By the end of Reagan’s second term, my church had been on the receiving end of nearly a decade of propaganda that told them abortion –at that time still largely relegated to the first trimester in most of the country– was simply an excuse for lazy, loose, immoral woman to avoid the consequences of their actions. And they all believed it. I still regularly got asked (not because they thought I was a doubter, but rather in a sort of amazed “can you believe it?” tone): “What if your mom had aborted you? Just think about it!”
But here’s the thing: by the time I was 16, I didn’t believe them. They told wild tales about evil doctors and indifferent women and cynical politicians that made Hitler and Mengele seem like reasonable people. Their slideshows and films always seemed to show the same few horrific-looking procedures. I thought “If this is happening as often as they say, why do they keep using the same films?”
It all began to feel like when they had told me that The Eagles were trying to get me into the Satanic Church by backmasking “Hotel California”, or that the song “Dreamweaver” was about astral projection and a portal to demonic possession –you had to really want to believe it to hear it on the record.
I got sick of it. I just got sick of all of it –the paranoia, the propaganda, the politicization of something that Jesus had always said wasn’t supposed to be political. The Gospel was supposed to be for everyone, reaching out to the whole world, with our eyes on the afterlife, not the transient political squabbles that would isolate us and make us combatants rather than ministers and living witnesses to all.
We were supposed to be set apart from the world, “in the world but not of the world” is what they used to say.
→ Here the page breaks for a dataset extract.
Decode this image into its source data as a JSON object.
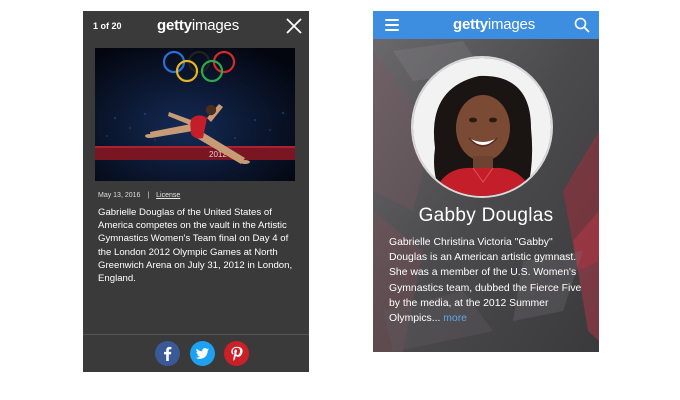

While I wouldn’t say that the Evangelical church of the 70’s was apolitical, it did seem to subscribe much more to a “Give to Caesar what is Caesar’s, and to God what is God’s” approach to civic life. By the late 80’s, feeling attacked from every side, they had abandoned that approach in favor of becoming foot soldiers in the culture war, and I didn’t want to be part of their army.
Eventually I made a deal with my mom that I only had to go to church once a week.
By the time I was 17 –shortly before I would leave home– I recall my mom and sister coming home from a Sunday morning service, fired up about the horrors of abortion. They wanted to tell me about it all, and tried.
I wasn’t having any.
“I don’t understand how you could be so cruel!” my older sister had said.
I didn’t know how to stand in my mother’s house, next to porcelain figurine of Jesus praying and sweating blood in the Garden of Gethsemane, and tell her it was because I thought our church was lying to them, so I said nothing.
Later, one early November night in 1992, I had been invited to watch the Presidential Election returns come in at my parent’s house. I was largely homeless at the time, couch surfing or sleeping on the streets in the warmer months. I had believed in Bill Clinton’s promise of a domestic Peace Corps program through which I could find a path to college, so he’d earned my vote. My dad was a union man who’d never forgiven Reagan for firing the air traffic controllers and “breaking the back of the unions”, so he too had cast his ballot for Clinton. My mother and older sister, animated largely by an anti-abortion drive at their church, were certain that a Clinton victory would be not only disastrous for the unborn, but might actually usher in the apocalypse, and so had voted for Bush.
As the returns came in and Clinton’s victory became assured, my dad and I became jubilant, laughing and whooping it up in front of the living room TV. When the official announcement came, I looked up at my mother and sister, sitting fifteen feet away at the dining room table.
They were weeping.
When I met my future wife in 1994, we had eventually, while discussing our beliefs one night, turned to the topic of abortion. She had also grown up in an Evangelical church, but one out West that was decidedly less strident and fanatical than my own. She had went to Planned Parenthood in her early teens and gotten on birth control, and seemed mystified as to why girls in my high school hadn’t, not realizing the cultural differences. She didn’t realize that, where I was from, birth control was nearly as bad as abortion –anything that enabled consequence-free sex was. The threat of pregnancy was used to moderate behavior. The threat of pregnancy was the entire point.
But my future wife hadn’t been immune from the traveling anti-abortion roadshow of the Reagan years, either. Those same slide-shows and films had shown up at her church, and she had taken them to heart: abortion was murder, and those women who availed themselves of it were simply irresponsible, or evil, or both. Having grown up outside the Bible Belt, she lacked the fanatical tinge, but the bedrock philosophy was the same: abortion is murder and is primarily used by irresponsible women looking to duck the consequences of their actions..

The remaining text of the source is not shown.